Change is in the Air: Centre Set to Unravel Mountain Mystery
A controversy erupted on the projected speed of glacial melt in the Himalayas after the Intergovernmental Panel on Climate Change (IPCC) erroneously quoted non-peer reviewed study in 2009 stating Himalayan glaciers were likely to disappear altogether by 2035. They later admitted it as a mistake.
Realising the necessity, the Union government for the first time has taken up the task to conduct a comprehensive study to unravel the Himalayan mystery. The Wildlife Institute of India (WII) under Ministry of Environment and Forests (MoEF) and the Department of Science and Technology have now been tasked to assess and monitor climate change effects on wildlife species and ecosystems for developing adaptation and mitigation strategies for the ecologically sensitive Himalayan region.

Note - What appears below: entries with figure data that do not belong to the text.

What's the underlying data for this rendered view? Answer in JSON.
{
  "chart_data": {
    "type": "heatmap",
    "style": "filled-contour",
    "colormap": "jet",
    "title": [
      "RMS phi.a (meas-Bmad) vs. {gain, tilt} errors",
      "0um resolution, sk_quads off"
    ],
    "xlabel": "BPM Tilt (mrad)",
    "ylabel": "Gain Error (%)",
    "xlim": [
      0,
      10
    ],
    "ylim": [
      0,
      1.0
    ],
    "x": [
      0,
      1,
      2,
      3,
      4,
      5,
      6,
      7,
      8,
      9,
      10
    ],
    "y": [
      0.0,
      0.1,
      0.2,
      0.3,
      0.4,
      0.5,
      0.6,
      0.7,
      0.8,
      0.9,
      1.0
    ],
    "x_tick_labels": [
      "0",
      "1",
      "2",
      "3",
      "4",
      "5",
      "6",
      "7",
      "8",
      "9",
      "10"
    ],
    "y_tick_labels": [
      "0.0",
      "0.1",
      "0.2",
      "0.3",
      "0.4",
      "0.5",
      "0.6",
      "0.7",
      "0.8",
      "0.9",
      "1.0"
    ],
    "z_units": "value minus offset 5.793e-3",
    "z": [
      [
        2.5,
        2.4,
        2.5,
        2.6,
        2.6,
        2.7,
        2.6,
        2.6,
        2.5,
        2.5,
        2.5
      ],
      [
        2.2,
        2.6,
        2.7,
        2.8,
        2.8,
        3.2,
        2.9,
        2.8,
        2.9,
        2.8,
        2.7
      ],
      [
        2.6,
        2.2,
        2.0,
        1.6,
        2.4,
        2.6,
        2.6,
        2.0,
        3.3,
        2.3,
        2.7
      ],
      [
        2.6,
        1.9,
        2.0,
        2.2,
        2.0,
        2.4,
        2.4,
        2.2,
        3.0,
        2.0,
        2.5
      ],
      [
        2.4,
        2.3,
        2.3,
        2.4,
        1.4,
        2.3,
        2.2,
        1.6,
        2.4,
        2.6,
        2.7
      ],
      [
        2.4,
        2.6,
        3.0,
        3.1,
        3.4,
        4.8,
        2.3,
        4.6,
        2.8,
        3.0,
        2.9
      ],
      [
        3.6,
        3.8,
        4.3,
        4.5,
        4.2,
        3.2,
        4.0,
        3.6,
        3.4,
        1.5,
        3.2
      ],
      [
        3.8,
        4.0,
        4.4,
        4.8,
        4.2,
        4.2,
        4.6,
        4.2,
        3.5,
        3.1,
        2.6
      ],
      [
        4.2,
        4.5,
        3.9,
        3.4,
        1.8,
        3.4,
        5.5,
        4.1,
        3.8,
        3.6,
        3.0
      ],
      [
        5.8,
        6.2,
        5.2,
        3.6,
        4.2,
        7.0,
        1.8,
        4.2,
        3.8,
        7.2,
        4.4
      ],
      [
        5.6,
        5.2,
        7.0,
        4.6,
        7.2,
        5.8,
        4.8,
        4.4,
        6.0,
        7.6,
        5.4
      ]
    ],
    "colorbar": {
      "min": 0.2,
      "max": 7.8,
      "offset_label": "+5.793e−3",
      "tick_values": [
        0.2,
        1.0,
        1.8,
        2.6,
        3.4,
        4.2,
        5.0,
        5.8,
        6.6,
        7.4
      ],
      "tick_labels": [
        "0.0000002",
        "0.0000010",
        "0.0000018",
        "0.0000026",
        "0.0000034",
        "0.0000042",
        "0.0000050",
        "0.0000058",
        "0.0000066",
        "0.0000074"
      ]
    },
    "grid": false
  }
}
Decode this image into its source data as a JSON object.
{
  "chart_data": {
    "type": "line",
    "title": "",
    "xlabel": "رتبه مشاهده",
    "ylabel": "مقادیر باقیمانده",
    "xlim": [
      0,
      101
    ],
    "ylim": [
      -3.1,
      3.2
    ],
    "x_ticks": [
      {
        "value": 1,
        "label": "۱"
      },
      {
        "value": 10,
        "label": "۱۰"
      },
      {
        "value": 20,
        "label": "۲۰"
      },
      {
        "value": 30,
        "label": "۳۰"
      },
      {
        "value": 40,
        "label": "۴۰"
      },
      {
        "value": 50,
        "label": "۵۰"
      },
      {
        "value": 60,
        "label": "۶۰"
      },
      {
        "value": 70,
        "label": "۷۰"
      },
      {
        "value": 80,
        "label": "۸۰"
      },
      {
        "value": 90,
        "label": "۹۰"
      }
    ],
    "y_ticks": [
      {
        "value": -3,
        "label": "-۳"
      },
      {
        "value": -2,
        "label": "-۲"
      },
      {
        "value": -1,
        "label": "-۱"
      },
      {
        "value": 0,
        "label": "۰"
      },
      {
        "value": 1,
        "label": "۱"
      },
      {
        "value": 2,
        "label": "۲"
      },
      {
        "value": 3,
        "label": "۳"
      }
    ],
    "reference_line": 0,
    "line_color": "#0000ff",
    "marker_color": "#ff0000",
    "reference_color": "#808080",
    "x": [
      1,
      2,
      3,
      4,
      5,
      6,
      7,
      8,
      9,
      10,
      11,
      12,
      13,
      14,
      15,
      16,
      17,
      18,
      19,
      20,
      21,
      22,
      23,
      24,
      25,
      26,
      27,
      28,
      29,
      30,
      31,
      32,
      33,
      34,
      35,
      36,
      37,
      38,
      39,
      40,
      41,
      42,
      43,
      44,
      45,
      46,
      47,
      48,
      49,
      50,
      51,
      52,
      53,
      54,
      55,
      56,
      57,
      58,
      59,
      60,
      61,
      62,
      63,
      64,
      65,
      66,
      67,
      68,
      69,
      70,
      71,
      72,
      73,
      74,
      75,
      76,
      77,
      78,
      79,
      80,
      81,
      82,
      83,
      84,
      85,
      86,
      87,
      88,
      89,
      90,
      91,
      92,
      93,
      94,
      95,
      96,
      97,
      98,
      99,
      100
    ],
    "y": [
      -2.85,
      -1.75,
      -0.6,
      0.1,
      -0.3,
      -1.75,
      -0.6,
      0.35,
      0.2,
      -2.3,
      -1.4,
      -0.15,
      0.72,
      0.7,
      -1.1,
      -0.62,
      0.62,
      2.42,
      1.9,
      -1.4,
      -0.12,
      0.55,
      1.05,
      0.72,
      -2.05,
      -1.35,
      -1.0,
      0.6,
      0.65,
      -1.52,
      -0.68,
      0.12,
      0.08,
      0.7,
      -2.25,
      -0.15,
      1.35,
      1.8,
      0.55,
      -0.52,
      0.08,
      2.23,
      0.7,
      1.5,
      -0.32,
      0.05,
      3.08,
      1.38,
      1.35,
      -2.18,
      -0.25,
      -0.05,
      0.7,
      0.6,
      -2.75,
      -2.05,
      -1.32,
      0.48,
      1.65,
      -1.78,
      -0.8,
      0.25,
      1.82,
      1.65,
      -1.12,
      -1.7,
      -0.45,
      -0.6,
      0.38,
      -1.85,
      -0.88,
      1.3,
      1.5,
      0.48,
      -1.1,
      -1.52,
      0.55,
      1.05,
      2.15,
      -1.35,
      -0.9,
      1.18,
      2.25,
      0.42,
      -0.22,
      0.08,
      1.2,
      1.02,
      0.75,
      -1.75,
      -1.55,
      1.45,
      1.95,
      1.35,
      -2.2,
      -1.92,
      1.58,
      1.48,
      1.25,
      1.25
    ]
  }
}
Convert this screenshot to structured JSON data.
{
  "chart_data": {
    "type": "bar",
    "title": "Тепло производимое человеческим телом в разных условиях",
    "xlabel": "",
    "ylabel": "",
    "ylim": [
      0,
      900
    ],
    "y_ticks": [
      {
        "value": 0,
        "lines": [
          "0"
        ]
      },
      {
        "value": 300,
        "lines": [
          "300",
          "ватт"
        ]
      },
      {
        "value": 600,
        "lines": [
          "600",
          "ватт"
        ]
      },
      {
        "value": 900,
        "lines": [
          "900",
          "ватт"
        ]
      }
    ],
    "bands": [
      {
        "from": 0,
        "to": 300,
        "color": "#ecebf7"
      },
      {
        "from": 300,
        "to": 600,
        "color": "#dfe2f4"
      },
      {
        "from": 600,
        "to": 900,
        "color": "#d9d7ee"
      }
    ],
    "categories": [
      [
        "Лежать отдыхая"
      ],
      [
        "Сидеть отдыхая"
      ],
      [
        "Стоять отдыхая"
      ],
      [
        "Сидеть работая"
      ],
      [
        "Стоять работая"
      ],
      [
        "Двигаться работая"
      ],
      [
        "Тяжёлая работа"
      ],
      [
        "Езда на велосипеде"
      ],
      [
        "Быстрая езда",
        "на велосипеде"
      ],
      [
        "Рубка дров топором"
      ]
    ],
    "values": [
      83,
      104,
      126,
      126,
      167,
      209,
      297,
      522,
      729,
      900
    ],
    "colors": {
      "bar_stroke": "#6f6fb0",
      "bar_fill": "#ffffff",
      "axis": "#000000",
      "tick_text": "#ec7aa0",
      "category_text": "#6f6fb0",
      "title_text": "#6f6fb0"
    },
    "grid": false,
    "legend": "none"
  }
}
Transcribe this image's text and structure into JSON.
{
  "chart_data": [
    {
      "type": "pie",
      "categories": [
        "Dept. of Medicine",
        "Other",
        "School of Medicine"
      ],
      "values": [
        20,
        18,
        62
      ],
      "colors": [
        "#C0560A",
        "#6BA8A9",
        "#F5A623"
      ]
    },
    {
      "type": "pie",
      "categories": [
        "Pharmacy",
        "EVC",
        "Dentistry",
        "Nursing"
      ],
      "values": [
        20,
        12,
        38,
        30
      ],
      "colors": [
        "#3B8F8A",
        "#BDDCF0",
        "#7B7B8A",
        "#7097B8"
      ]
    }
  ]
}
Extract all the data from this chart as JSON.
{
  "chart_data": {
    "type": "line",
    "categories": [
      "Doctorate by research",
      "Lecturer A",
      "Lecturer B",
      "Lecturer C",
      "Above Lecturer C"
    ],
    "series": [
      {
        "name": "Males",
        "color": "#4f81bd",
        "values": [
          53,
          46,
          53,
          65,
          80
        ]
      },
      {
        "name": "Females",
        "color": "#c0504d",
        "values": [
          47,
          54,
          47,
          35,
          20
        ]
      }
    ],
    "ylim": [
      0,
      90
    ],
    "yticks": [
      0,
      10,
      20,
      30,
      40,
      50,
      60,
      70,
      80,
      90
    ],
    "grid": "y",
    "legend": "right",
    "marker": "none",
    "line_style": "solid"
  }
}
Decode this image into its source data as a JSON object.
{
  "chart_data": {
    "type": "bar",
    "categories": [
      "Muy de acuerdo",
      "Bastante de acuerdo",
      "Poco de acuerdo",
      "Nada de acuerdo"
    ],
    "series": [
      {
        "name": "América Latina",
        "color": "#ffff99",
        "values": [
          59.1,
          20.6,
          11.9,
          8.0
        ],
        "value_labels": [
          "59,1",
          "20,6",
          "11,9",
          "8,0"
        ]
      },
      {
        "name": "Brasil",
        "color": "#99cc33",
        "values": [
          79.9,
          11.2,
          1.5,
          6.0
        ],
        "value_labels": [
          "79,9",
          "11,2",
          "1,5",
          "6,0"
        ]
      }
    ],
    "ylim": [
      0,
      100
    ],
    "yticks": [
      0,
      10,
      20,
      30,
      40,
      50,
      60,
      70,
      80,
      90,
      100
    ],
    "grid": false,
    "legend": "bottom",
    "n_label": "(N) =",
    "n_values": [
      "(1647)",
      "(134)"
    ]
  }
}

The project would primarily cover Ladakh’s mountainous region, northwest, west, central and eastern Himalayas and would result in species-specific data and help in conducting focused research. There have been conflicting studies available when it comes to melting of Himalayan glaciers and its impact on flora and fauna.
The study would be carried out over the next few years as part of the National Mission for Sustaining the Himalayan Eco-system (NMSHE) under India’s national action plan of climate change with an allocation of Rs 550 crore. The Mission covers 12 Himalayan states of Jammu and Kashmir, Himachal Pradesh, Uttarakhand, Sikkim, Arunachal Pradesh, Nagaland, Manipur, Mizoram, Tripura, Meghalaya, Assam and West Bengal.
Explaining the need behind the study, a senior scientist associated with the study said the effects of climate change are more pronounced in places such as the Himalayas, where the network of snow-clad mountains, ice-peaks, high-intensity drainage and precipitation characterises the landscape.
“As of now, we don’t have any comprehensive government data on impact of climate change on Himalayas and all our data is based on studies done by individual scientists or institutes in India and abroad. The disadvantage is that at international forum we depend on data collected and collated by others and we don’t even know how authentic it is,” the scientist said.
The study would identify the drivers of landscape change in the region and their effects on the ecological and social systems. It would conduct focused research on wildlife aspects and human dimensions in the Indian Himalayan region and develop strategies to mitigate climate change effects on wild fauna, microflora, and their habitats in the Himalayan region.
“These results would arm India with a better understanding of the ecologically sensitive region. It would also enable the policy and decision makers to take a better informed decision as per India’s requirements and in accordance with requirements of the region,” the scientist further explained.
A senior environment ministry official further said that a range of experts from across India would be consulted for the project for the purpose of capacity building. Consultations will be done with experts from the National Botanical Research Institute, Lucknow (NBRI); Indian Institute of Tropical Meteorology (IITM, Pune); University of British Columbia, Canada; University of Chicago; and Center for Sciences, Indian Institute of Science (IISc, Bengaluru) for their help and advice in modeling climate effects on selected species of fauna in the region.
“One of the objectives of the study is to build capacity within the WII and of other stakeholders for sensitisation and development of action plans for climate change impact mitigation and to enhance capabilities for negotiations at the national and international forums” the MoEFCC official added.